Kawasaki, alüminyum salınım kollarını ilk kez 1970'lerin başında fabrika MX motosikletlerinde kullanmaya başladı; diğerleri de onu takip etti. Daha sonra 1980 yılında Yamaha, Kenny Roberts'ı, çerçevesi kare kesitli ekstrüzyonlu alüminyum borudan yapılmış 500 iki zamanlı GP motosikletine bindirdi. Çok sayıda tasarım denemesi gerekliydi ancak sonunda İspanyol mühendis Antonio Cobas'ın fikirleri kullanılarak Yamaha'nın GP yol yarışı şasileri günümüzün tanıdık büyük ikiz alüminyum kirişlerine dönüştü.
Kesinlikle başka tipte başarılı şasiler de var; Ducati'nin çelik borulu "kafes"i ve John Britten'in 1990'ların başındaki "deri ve kemik" karbon fiber şasisi. Ancak günümüzde ikiz alüminyum kirişli şasiler baskın hale geldi. Dayanıklı cıvatalama noktalarına ve kanıtlanmış geometriye sahip olması koşuluyla, kalıplanmış kontrplaktan çalışılabilir bir şasi yapılabileceğinden eminim.
Çelik ile alüminyum arasındaki bir diğer önemli fark, çeliğin yorulma sınırı adı verilen bir sınıra sahip olmasıdır: altında parçanın ömrünün esasen sonsuz olduğu bir çalışma gerilimi seviyesi. Çoğu alüminyum alaşımında yorulma sınırı yoktur, bu nedenle alüminyum uçak gövdeleri planlanan sayıda kullanım süresi boyunca "ömürlüdür". Bu sınırın altında çelik, ihlallerimizi affeder, ancak alüminyum, görünmez iç yorulma hasarı şeklindeki tüm hakaretleri hatırlar.
1990'ların güzel GP şasisi asla seri üretimin temeli olamazdı. Bu şasiler işlenmiş, preslenmiş ve dökme alüminyum elemanlardan birbirine kaynaklanmış parçalardan oluşuyordu. Bu sadece karmaşık olmakla kalmıyor, aynı zamanda üç alaşımın da karşılıklı olarak kaynaklanabilmesini gerektiriyor. Kaynak, üretim robotları tarafından yapılsa bile para ve zaman gerektirir.
Günümüzün hafif dört zamanlı motorlarını ve döküm şasilerini mümkün kılan teknoloji, erimiş alüminyum üzerinde anında oluşan alüminyum oksit filmlerini sürüklemeyen düşük türbülanslı kalıp doldurma yöntemleridir. Bu tür filmler metalde, geçmişte yeterli mukavemete ulaşmak için dökümlerin çok daha kalın olmasını gerektiren zayıf bölgeler oluşturur. Bu yeni süreçlerden elde edilen döküm parçalar oldukça karmaşık olabilir, ancak günümüzün alüminyum şasisi bir yandan sayılabilir kaynaklarla birleştirilebilir. Yeni döküm yöntemlerinin üretim motosikletlerinde 30 pound veya daha fazla ağırlık tasarrufu sağladığı tahmin ediliyor.

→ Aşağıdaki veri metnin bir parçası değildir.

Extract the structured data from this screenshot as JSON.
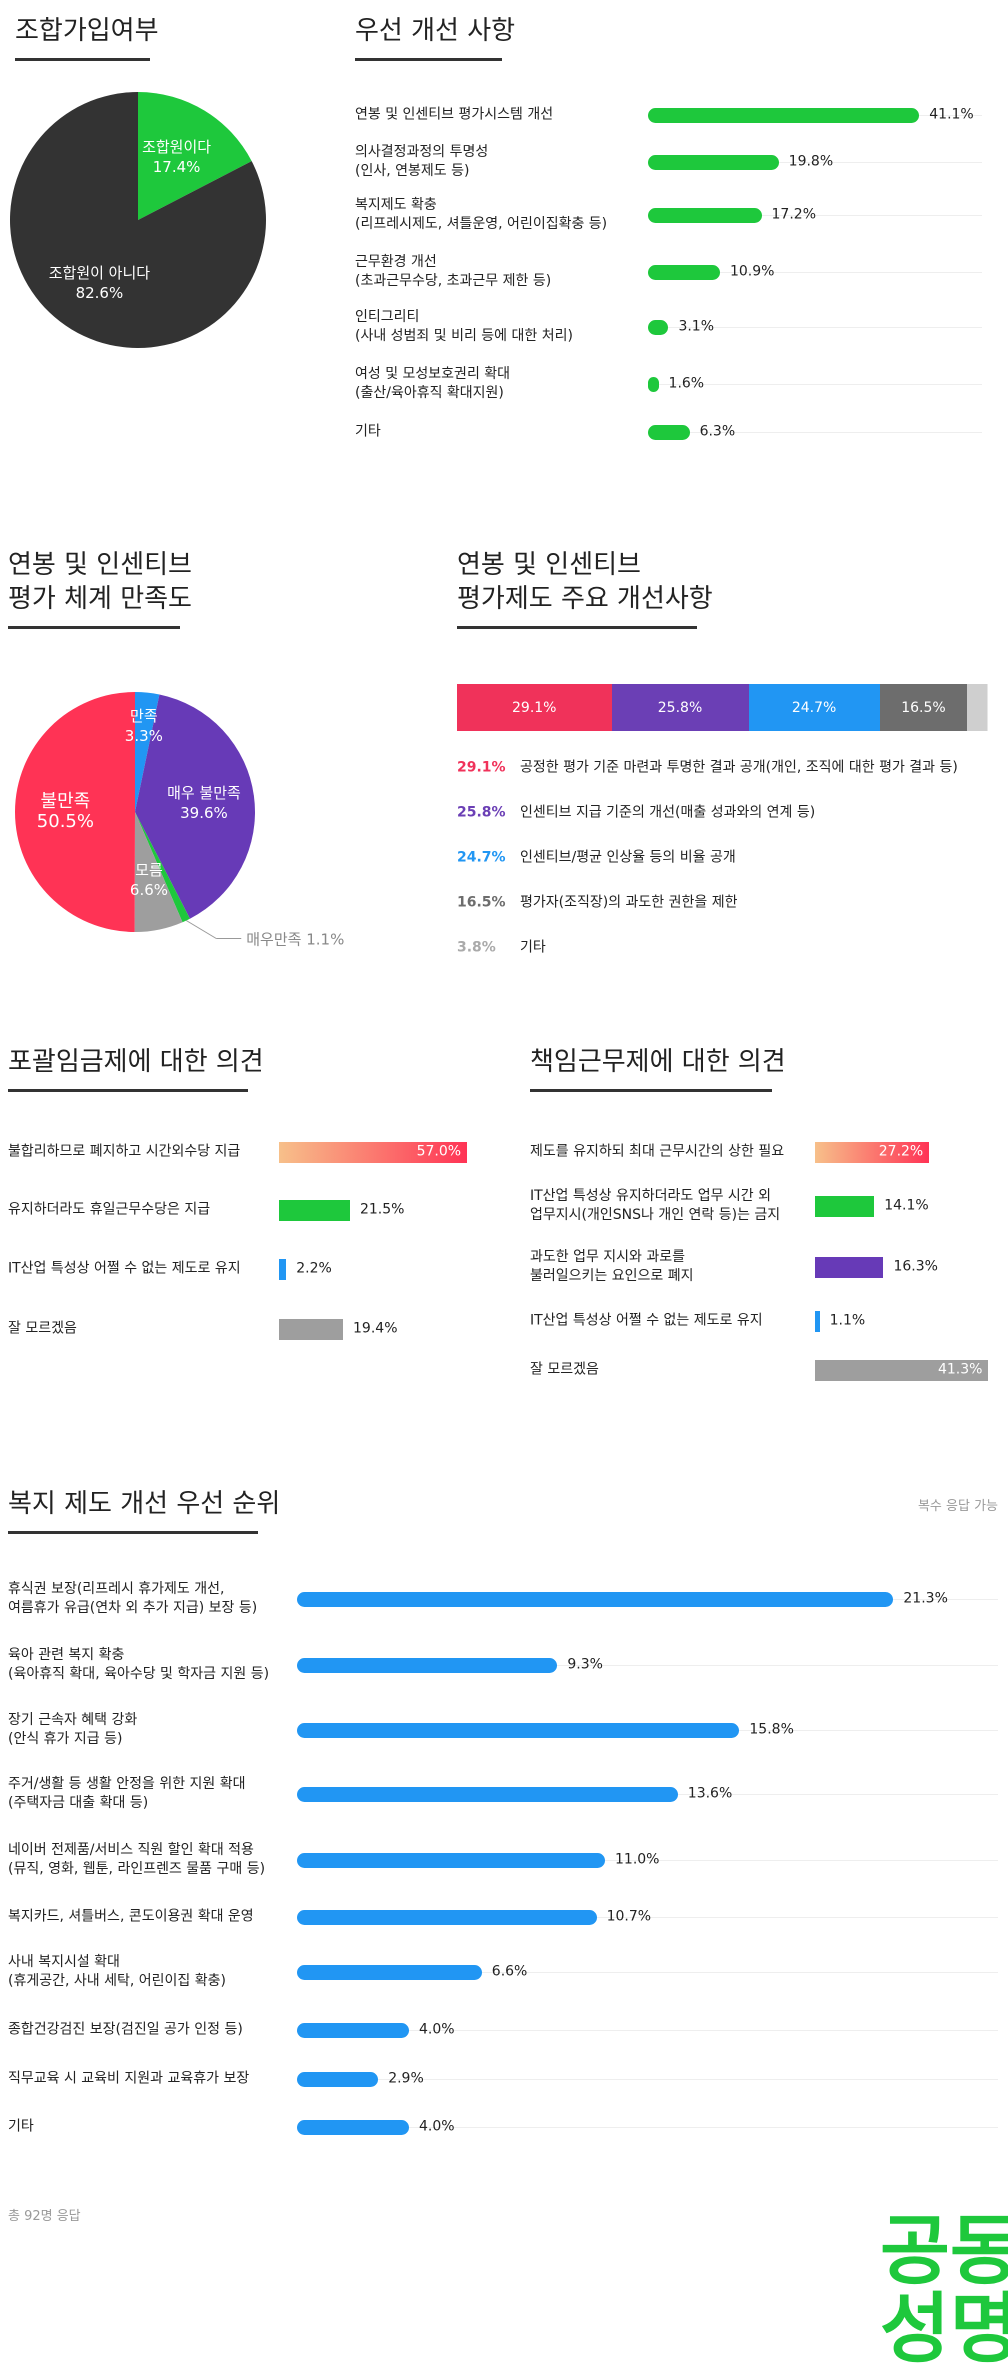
{
  "chart_data": [
    {
      "type": "pie",
      "title": "조합가입여부",
      "categories": [
        "조합원이다",
        "조합원이 아니다"
      ],
      "values": [
        17.4,
        82.6
      ],
      "value_labels": [
        "17.4%",
        "82.6%"
      ],
      "colors": [
        "#1ec83c",
        "#333333"
      ]
    },
    {
      "type": "hbar",
      "title": "우선 개선 사항",
      "categories": [
        "연봉 및 인센티브 평가시스템 개선",
        "의사결정과정의 투명성\n(인사, 연봉제도 등)",
        "복지제도 확충\n(리프레시제도, 셔틀운영, 어린이집확충 등)",
        "근무환경 개선\n(초과근무수당, 초과근무 제한 등)",
        "인티그리티\n(사내 성범죄 및 비리 등에 대한 처리)",
        "여성 및 모성보호권리 확대\n(출산/육아휴직 확대지원)",
        "기타"
      ],
      "values": [
        41.1,
        19.8,
        17.2,
        10.9,
        3.1,
        1.6,
        6.3
      ],
      "value_labels": [
        "41.1%",
        "19.8%",
        "17.2%",
        "10.9%",
        "3.1%",
        "1.6%",
        "6.3%"
      ],
      "color": "#1ec83c"
    },
    {
      "type": "pie",
      "title": "연봉 및 인센티브\n평가 체계 만족도",
      "categories": [
        "만족",
        "매우 불만족",
        "매우만족",
        "모름",
        "불만족"
      ],
      "values": [
        3.3,
        39.6,
        1.1,
        6.6,
        50.5
      ],
      "value_labels": [
        "3.3%",
        "39.6%",
        "1.1%",
        "6.6%",
        "50.5%"
      ],
      "colors": [
        "#2196f3",
        "#673ab7",
        "#1ec83c",
        "#9e9e9e",
        "#ff3355"
      ]
    },
    {
      "type": "stacked_bar",
      "title": "연봉 및 인센티브\n평가제도 주요 개선사항",
      "categories": [
        "공정한 평가 기준 마련과 투명한 결과 공개(개인, 조직에 대한 평가 결과 등)",
        "인센티브 지급 기준의 개선(매출 성과와의 연계 등)",
        "인센티브/평균 인상율 등의 비율 공개",
        "평가자(조직장)의 과도한 권한을 제한",
        "기타"
      ],
      "values": [
        29.1,
        25.8,
        24.7,
        16.5,
        3.8
      ],
      "value_labels": [
        "29.1%",
        "25.8%",
        "24.7%",
        "16.5%",
        "3.8%"
      ],
      "colors": [
        "#f0325a",
        "#6b3fb5",
        "#2196f3",
        "#6d6d6d",
        "#cfcfcf"
      ]
    },
    {
      "type": "hbar",
      "title": "포괄임금제에 대한 의견",
      "categories": [
        "불합리하므로 폐지하고 시간외수당 지급",
        "유지하더라도 휴일근무수당은 지급",
        "IT산업  특성상 어쩔 수 없는 제도로 유지",
        "잘 모르겠음"
      ],
      "values": [
        57.0,
        21.5,
        2.2,
        19.4
      ],
      "value_labels": [
        "57.0%",
        "21.5%",
        "2.2%",
        "19.4%"
      ],
      "colors": [
        [
          "#f7c08a",
          "#ff3355"
        ],
        "#1ec83c",
        "#2196f3",
        "#9e9e9e"
      ]
    },
    {
      "type": "hbar",
      "title": "책임근무제에 대한 의견",
      "categories": [
        "제도를 유지하되 최대 근무시간의 상한 필요",
        "IT산업 특성상 유지하더라도 업무 시간 외\n업무지시(개인SNS나 개인 연락 등)는 금지",
        "과도한 업무 지시와 과로를\n불러일으키는 요인으로 폐지",
        "IT산업  특성상 어쩔 수 없는 제도로 유지",
        "잘 모르겠음"
      ],
      "values": [
        27.2,
        14.1,
        16.3,
        1.1,
        41.3
      ],
      "value_labels": [
        "27.2%",
        "14.1%",
        "16.3%",
        "1.1%",
        "41.3%"
      ],
      "colors": [
        [
          "#f7c08a",
          "#ff3355"
        ],
        "#1ec83c",
        "#673ab7",
        "#2196f3",
        "#9e9e9e"
      ]
    },
    {
      "type": "hbar",
      "title": "복지 제도 개선 우선 순위",
      "annotation": "복수 응답 가능",
      "note": "총 92명 응답",
      "categories": [
        "휴식권 보장(리프레시 휴가제도 개선,\n여름휴가 유급(연차 외 추가 지급) 보장 등)",
        "육아 관련 복지 확충\n(육아휴직 확대, 육아수당 및 학자금 지원 등)",
        "장기 근속자 혜택 강화\n(안식 휴가 지급 등)",
        "주거/생활 등 생활 안정을 위한 지원 확대\n(주택자금 대출 확대 등)",
        "네이버 전제품/서비스 직원 할인 확대 적용\n(뮤직, 영화, 웹툰, 라인프렌즈 물품 구매 등)",
        "복지카드, 셔틀버스, 콘도이용권 확대 운영",
        "사내 복지시설 확대\n(휴게공간, 사내 세탁, 어린이집 확충)",
        "종합건강검진 보장(검진일 공가 인정 등)",
        "직무교육 시 교육비 지원과 교육휴가 보장",
        "기타"
      ],
      "values": [
        21.3,
        9.3,
        15.8,
        13.6,
        11.0,
        10.7,
        6.6,
        4.0,
        2.9,
        4.0
      ],
      "value_labels": [
        "21.3%",
        "9.3%",
        "15.8%",
        "13.6%",
        "11.0%",
        "10.7%",
        "6.6%",
        "4.0%",
        "2.9%",
        "4.0%"
      ],
      "color": "#2196f3"
    }
  ],
  "logo": "공동성명"
}
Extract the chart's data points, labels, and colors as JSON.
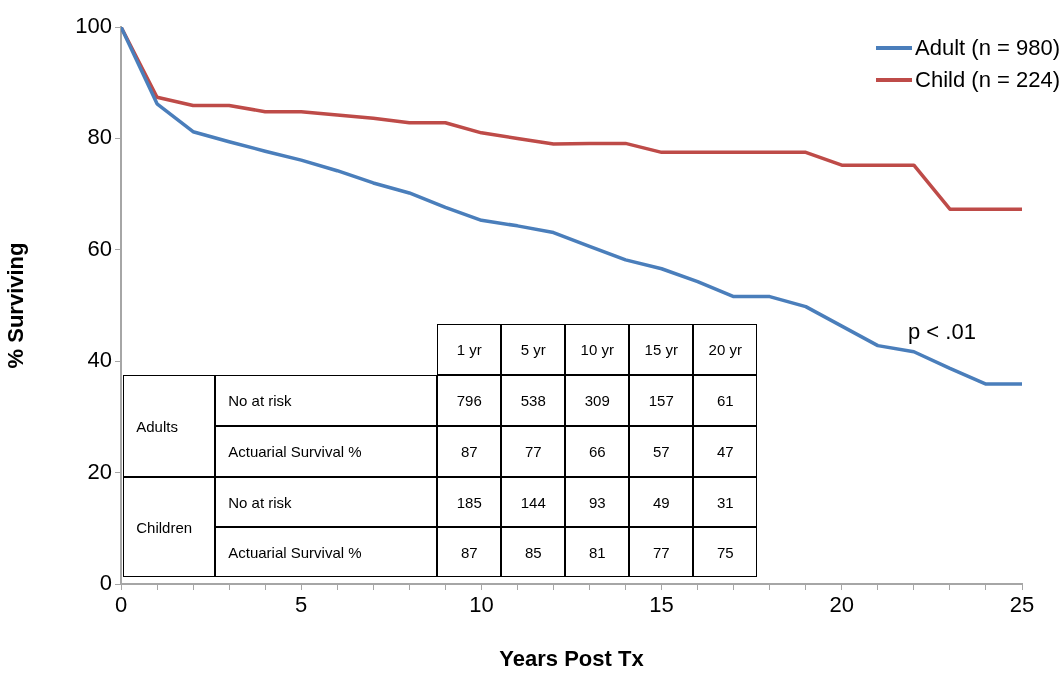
{
  "chart_data": {
    "type": "line",
    "xlabel": "Years Post Tx",
    "ylabel": "% Surviving",
    "x": [
      0,
      1,
      2,
      3,
      4,
      5,
      6,
      7,
      8,
      9,
      10,
      11,
      12,
      13,
      14,
      15,
      16,
      17,
      18,
      19,
      20,
      21,
      22,
      23,
      24,
      25
    ],
    "series": [
      {
        "name": "Adult (n = 980)",
        "color": "#4a7ebb",
        "values": [
          100,
          86.2,
          81.2,
          79.4,
          77.7,
          76.1,
          74.2,
          72,
          70.2,
          67.6,
          65.3,
          64.3,
          63.1,
          60.6,
          58.2,
          56.6,
          54.3,
          51.6,
          51.6,
          49.8,
          46.3,
          42.8,
          41.7,
          38.7,
          35.9,
          35.9
        ]
      },
      {
        "name": "Child (n = 224)",
        "color": "#be4b48",
        "values": [
          100,
          87.4,
          85.9,
          85.9,
          84.8,
          84.8,
          84.2,
          83.6,
          82.8,
          82.8,
          81,
          80,
          79,
          79.1,
          79.1,
          77.5,
          77.5,
          77.5,
          77.5,
          77.5,
          75.2,
          75.2,
          75.2,
          67.3,
          67.3,
          67.3
        ]
      }
    ],
    "xlim": [
      0,
      25
    ],
    "xticks": [
      0,
      {
        "value": 1,
        "label": null
      },
      {
        "value": 2,
        "label": null
      },
      {
        "value": 3,
        "label": null
      },
      {
        "value": 4,
        "label": null
      },
      5,
      {
        "value": 6,
        "label": null
      },
      {
        "value": 7,
        "label": null
      },
      {
        "value": 8,
        "label": null
      },
      {
        "value": 9,
        "label": null
      },
      10,
      {
        "value": 11,
        "label": null
      },
      {
        "value": 12,
        "label": null
      },
      {
        "value": 13,
        "label": null
      },
      {
        "value": 14,
        "label": null
      },
      15,
      {
        "value": 16,
        "label": null
      },
      {
        "value": 17,
        "label": null
      },
      {
        "value": 18,
        "label": null
      },
      {
        "value": 19,
        "label": null
      },
      20,
      {
        "value": 21,
        "label": null
      },
      {
        "value": 22,
        "label": null
      },
      {
        "value": 23,
        "label": null
      },
      {
        "value": 24,
        "label": null
      },
      25
    ],
    "ylim": [
      0,
      100
    ],
    "yticks": [
      0,
      20,
      40,
      60,
      80,
      100
    ],
    "grid": false,
    "legend": "top right",
    "marker": "none",
    "line_style": "solid",
    "annotations": [
      "p < .01",
      "1 yr",
      "5 yr",
      "10 yr",
      "15 yr",
      "20 yr",
      "Adults",
      "No at risk",
      "796",
      "538",
      "309",
      "157",
      "61",
      "Actuarial Survival %",
      "87",
      "77",
      "66",
      "57",
      "47",
      "Children",
      "No at risk",
      "185",
      "144",
      "93",
      "49",
      "31",
      "Actuarial Survival %",
      "87",
      "85",
      "81",
      "77",
      "75"
    ]
  }
}
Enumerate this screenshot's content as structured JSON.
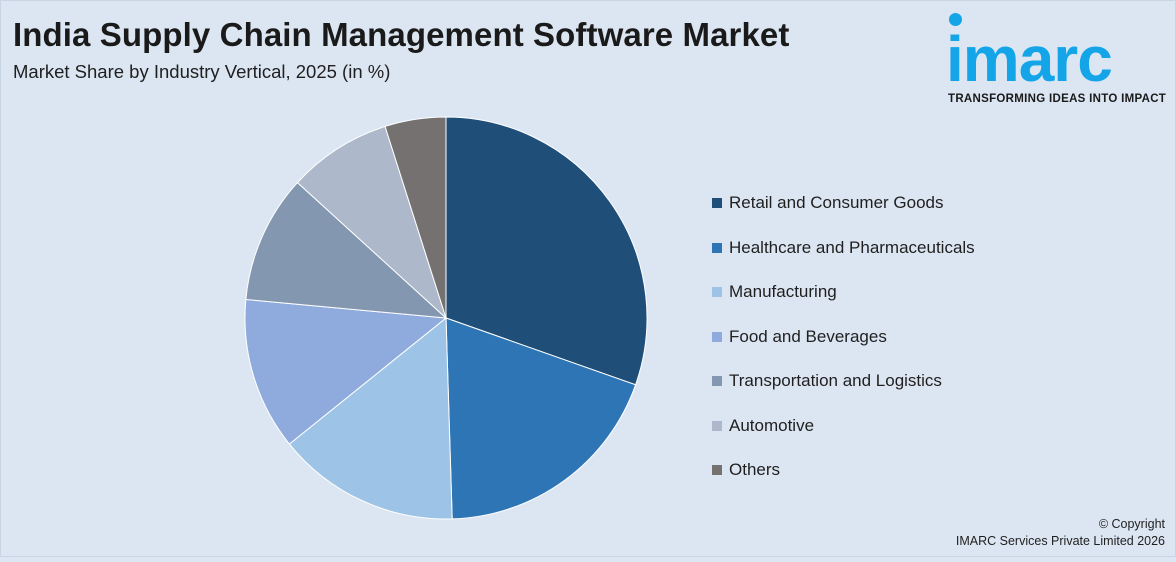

Çok çeşitli çeliklerle birlikte alüminyum, insan uygarlığının temel bir beygir gücüdür, ancak modern motosikletler için bundan daha fazlasıdır. Bu bir bisikletin etinden ibarettir, o kadar her yerde bulunur ki onu zar zor görürüz veya makinenin performansının ne kadarını ona borçlu olduğumuzun farkına varırız.